La revue de Monteiro et al. [205] résume bien la tendance actuelle de la relation entre le NSE et l’obésité dans les PED. Ces auteurs ont en effet rapporté trois éléments principaux : 1) l'obésité dans les PED ne peut plus être considérée uniquement comme une affection des individus de NSE élevé; 2) dans chaque PED, la charge de l'obésité tend à se transposer aux groupes de faible NSE à mesure que le produit national brut (PNB) du pays augmente; 3) la transposition de l'obésité aux femmes de faible NSE se produit apparemment à un stade plus précoce du développement économique que chez les hommes. Le premier point soulevé pourrait aussi se référer à l’obésité de la pauvreté, qui serait surtout présente en milieu urbain pauvre où les produits à forte densité énergétique sont disponibles à moindre coût [40, 220-222]. Cette obésité liée à la pauvreté augmenterait avec l’augmentation du PNB, ce qui traduit bien un stade plus avancé de transition nutritionnelle dans lequel les pauvres ont un double fardeau nutritionnel (obésité et carences nutritionnelles par exemple) [14], alors que les classes plus aisées se dotent des moyens de prévention [35]. Toutefois, ces observations seraient plus appropriées pour les PED à revenu intermédiaire comme la Chine, l’Inde, le Brésil, le Mexique. Dans les pays à faible revenu, bien que l’obésité soit aussi présente en milieu urbain pauvre comme rapportée au Bénin [20] et en Haïti [83], elle

est encore dominante dans les classes aisées et touche surtout les femmes [33, 84]. Cette situation est aussi observée dans d’autres pays à faible revenu, notamment en Afrique sub-saharienne tel qu’au Cameroun [89, 223], en Gambie [31], en Tanzanie [224].

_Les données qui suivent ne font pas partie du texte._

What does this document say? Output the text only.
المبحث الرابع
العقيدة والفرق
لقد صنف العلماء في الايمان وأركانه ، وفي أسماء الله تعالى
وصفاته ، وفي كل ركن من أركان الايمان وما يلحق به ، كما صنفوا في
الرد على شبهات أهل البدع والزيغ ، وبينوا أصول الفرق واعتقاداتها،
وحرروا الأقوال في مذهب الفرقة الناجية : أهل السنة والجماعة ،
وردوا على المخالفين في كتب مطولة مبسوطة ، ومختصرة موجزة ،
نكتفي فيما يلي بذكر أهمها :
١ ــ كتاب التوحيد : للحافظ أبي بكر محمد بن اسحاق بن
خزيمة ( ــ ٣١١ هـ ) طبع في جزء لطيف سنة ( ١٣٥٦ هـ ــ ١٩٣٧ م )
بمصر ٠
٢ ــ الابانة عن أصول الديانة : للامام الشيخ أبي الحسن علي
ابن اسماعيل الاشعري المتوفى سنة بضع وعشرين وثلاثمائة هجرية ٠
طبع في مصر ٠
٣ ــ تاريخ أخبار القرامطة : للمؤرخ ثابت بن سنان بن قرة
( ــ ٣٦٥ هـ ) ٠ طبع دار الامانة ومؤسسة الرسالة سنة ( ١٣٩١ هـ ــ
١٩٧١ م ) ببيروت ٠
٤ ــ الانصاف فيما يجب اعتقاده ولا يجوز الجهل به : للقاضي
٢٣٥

La tendance à une amélioration de la santé et au moindre risque cardiovasculaire chez les individus de NSE élevé semble être observée dans les PED à revenu intermédiaire, où une proportion non négligeable de la population se situe au dernier stade de la transition nutritionnelle, lequel se caractérise par un mode de vie plus propice à la prévention des maladies chroniques [45]. En Chine par exemple, dans une étude auprès de 4000 adultes de 25 à 69 ans (1615 hommes et 1592 femmes) résidant dans la troisième ville du pays, Yu et al. [218] ont rapporté des niveaux plus élevés de facteurs de risque cardiovasculaires (tension artérielle, IMC, tabagisme) chez les individus de NSE faible; l’éducation était l’indicateur socioéconomique le plus sensible des quatre indicateurs considérés incluant le revenu, l’occupation et l’état matrimonial. Dans l’étude INTERSALT portant sur 52 sites de 32 pays développés comme en développement (n = 10079 adultes), Stamler et al. [225] ont rapporté une association inverse entre l’hypertension et l’éducation dans 28 centres chez les hommes et 38 chez les femmes, ce qui va dans le même sens que les observations faites en Chine [218]. On peut donc en déduire que, malgré des résultats discordants dans certaines études, la tendance globale serait à un moindre taux d’hypertension avec un revenu ou un NSE plus important.